Manoominike-giizis (Ricing Moon), August 17, 2021
GIIWEDINONG? GEGET~! (A MUSING FROM THE WOMB OF A MANITOBA SWEAT LODGE)
I was in a sweat lodge in Manitoba, it was June 2016, and was criticized in a mild way by Nakawē Anishinaabeg, family of my ex Simone, when I said geget.¹ Their g sounds more like a hard k, mine sounds more guttural.

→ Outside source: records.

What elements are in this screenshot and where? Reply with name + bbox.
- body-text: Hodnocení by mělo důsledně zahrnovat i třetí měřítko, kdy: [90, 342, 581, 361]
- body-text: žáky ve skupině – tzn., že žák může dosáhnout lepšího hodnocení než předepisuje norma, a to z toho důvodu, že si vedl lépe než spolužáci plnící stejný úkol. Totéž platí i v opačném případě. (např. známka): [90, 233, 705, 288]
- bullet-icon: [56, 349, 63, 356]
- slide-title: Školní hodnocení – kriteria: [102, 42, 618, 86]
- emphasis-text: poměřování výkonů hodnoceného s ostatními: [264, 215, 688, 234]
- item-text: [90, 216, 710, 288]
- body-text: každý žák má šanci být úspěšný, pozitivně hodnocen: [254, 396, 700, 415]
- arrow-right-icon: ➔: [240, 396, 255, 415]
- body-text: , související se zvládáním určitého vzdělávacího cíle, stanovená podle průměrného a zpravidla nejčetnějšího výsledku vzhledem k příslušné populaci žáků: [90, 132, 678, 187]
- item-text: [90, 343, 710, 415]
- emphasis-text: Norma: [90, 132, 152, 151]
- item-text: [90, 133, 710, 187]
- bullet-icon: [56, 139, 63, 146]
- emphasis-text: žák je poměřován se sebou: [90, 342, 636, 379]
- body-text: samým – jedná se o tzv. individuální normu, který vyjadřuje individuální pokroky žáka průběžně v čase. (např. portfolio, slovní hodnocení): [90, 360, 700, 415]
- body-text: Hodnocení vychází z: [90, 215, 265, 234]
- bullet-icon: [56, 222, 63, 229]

Simone had told me once that her late mother, who was an Anishinaabemowin teacher at Winnipeg University, used to pronounce giiwedin² completely different than I have heard it pronounced in some areas south of Gichigami: it sounds like ki--WAH-tin where I say: gi-WAY-din. As for giiwedin, do you notice the difference in pronunciation of the "g" between, for example, speakers from Nigigoonsiminikaaning³ (in northwestern Ontario) and Odaawaa-Zaaga'iganiing⁴ (in Wisconsin)? And listen to how the first "g" of geget is pronounced by the speaker from Leech Lake⁵ as opposed to the speaker from Obaashiing⁶ - both Minnesotan reservations? The sound the speaker from Leech Lake produces is - at least, to my ears - a crispy "k" while the second speaker utters a more guttural sound - like "g" in "God."

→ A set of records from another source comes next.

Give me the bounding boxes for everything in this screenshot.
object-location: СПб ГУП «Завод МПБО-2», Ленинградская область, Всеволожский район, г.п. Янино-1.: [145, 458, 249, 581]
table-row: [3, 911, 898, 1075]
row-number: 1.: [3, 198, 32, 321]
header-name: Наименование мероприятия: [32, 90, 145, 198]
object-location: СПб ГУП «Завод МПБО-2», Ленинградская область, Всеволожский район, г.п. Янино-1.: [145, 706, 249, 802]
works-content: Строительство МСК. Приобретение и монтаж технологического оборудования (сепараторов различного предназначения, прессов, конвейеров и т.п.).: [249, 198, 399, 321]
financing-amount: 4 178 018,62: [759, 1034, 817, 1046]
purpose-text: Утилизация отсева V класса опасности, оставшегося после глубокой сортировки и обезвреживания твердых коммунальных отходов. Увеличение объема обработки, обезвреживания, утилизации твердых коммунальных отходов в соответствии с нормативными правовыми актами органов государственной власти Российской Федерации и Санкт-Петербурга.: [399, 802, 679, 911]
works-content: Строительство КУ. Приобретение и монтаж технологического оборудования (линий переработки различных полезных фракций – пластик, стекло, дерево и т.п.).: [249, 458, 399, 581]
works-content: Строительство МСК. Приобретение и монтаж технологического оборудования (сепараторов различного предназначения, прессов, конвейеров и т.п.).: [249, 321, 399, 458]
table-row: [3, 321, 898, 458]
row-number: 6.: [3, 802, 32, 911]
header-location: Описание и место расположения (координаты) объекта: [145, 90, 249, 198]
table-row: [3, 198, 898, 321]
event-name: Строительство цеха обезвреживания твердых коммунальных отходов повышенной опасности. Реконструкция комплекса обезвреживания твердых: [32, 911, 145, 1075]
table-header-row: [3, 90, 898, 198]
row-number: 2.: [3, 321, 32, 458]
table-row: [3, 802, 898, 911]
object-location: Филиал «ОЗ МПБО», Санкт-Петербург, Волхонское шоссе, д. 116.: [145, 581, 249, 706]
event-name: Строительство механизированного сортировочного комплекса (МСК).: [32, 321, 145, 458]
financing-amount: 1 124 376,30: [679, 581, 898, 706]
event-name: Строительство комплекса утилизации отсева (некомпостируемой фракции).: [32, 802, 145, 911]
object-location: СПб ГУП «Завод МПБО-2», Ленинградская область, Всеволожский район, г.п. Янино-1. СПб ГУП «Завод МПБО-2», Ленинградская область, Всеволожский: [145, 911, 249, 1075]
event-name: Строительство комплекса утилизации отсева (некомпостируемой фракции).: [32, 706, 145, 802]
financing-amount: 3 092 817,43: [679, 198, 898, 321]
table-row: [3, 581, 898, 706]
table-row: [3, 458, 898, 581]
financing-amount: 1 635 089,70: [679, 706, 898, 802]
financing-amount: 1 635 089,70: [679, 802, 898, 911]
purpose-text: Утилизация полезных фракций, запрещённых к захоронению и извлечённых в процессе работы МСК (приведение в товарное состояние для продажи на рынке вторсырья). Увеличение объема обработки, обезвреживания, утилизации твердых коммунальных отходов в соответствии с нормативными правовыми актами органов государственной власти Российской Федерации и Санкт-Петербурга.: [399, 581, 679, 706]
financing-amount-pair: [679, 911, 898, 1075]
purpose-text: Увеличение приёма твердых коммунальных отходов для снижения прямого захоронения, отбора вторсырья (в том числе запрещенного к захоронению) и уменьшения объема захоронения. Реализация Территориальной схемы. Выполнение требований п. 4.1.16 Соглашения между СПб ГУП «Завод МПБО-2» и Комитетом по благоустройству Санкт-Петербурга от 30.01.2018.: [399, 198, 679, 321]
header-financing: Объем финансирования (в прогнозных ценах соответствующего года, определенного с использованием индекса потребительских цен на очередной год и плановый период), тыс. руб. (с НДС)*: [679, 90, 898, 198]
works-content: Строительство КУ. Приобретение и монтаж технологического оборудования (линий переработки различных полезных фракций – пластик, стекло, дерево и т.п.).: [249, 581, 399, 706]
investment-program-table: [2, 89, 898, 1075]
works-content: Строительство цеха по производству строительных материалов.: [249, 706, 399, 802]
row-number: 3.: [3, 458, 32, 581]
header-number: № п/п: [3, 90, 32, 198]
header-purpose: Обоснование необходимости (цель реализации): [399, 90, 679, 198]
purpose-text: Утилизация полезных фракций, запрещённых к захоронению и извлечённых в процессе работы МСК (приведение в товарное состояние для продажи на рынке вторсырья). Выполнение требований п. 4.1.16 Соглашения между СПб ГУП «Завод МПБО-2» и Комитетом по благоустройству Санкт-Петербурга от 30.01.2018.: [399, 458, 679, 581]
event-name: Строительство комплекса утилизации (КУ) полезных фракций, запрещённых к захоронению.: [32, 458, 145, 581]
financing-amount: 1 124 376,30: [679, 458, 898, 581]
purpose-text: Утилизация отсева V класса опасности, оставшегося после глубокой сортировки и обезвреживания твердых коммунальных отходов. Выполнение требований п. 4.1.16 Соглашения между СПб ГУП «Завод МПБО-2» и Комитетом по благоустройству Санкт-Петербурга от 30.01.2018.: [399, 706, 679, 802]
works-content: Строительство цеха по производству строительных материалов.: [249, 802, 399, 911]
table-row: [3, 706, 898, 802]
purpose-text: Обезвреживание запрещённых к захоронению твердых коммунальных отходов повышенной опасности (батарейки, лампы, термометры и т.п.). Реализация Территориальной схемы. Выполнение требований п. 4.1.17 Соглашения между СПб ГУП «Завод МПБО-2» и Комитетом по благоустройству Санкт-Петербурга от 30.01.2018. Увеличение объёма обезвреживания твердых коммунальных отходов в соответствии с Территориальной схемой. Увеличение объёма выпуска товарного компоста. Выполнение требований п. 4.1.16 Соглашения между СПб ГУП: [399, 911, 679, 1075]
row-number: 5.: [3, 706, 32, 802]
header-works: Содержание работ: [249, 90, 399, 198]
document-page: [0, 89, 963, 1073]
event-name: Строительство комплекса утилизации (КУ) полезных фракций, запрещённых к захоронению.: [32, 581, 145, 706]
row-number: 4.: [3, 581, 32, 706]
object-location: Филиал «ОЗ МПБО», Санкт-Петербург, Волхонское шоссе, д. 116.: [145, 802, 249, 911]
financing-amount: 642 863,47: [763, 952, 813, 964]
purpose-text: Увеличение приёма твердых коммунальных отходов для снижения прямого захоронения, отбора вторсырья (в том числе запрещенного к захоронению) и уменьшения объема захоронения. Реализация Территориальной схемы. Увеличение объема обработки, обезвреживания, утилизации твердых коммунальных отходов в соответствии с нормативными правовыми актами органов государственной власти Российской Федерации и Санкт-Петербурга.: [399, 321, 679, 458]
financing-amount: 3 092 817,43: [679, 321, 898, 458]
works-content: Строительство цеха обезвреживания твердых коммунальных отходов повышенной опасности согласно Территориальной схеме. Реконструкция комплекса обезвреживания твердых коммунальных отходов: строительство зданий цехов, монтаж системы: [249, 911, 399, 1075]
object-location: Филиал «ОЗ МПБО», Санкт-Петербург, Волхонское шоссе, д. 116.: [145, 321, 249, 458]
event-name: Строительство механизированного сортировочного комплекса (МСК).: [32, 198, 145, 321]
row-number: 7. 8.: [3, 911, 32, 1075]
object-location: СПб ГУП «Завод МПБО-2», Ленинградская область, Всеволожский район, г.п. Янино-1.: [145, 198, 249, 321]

When I was corrected by my hosts in the damp darkness of that sweat, with only the orange glow of grandfather rocks to see by, I nodded, smiling, and said nothing. What I should have said was, Hoowah! Miigwech for teaching me the beauty of our ᐅᒋᐺᒧᐎᓐ language!
I do love that "k" sound from giiwedinong izhi bangisimong,⁷ it is like hearing a dry twig fall on the earth on a crispy cold winter day.
For further reading, see: Ojibwe Phonology
¹ Geget: Certainly! Sure! Indeed!
² Giiwedin: the North; the North Wind ³ Nigigoonsiminikaaning: A First Nation, formerly known as the Nicickousemenecaning First Nation and as the Red Gut First Nation. It is a Nakawē Anishinaabe band government who inhabit the banks of Rainy Lake of the Rainy River District in Northwestern Ontario, Canada. The name Nigigoonsiminikaaning means "Place abundant with Little-Otter berries." Due to the First Nation's main Reserve Rainy Lake 26A located on Red Gut Bay of Rainy Lake, Nigigoonsiminikaaning was also known as the "Red Gut Band" and later as "Red Gut First Nation." ⁴ Odaawaa-Zaaga'iganiing: Lac Courte Oreilles Band of Lake Superior Chippewa Indians of Wisconsin. The literal maning of the name is "Odaawaa (Ottawa) Lake."
⁵ Leech Lake: A reservation in North-Central Minnesota. Its Ojibwe name is Gaa-zagaskwaajimekaag: "Where Leaches Are."
⁶ Obaashiing: "At the Narrows." A place at the edge of Red Lake, nowadays called Ponemah, and part of the Red Lake Indian Reservation.
⁷ Giwedinong izhi bangisimong: the Northwest.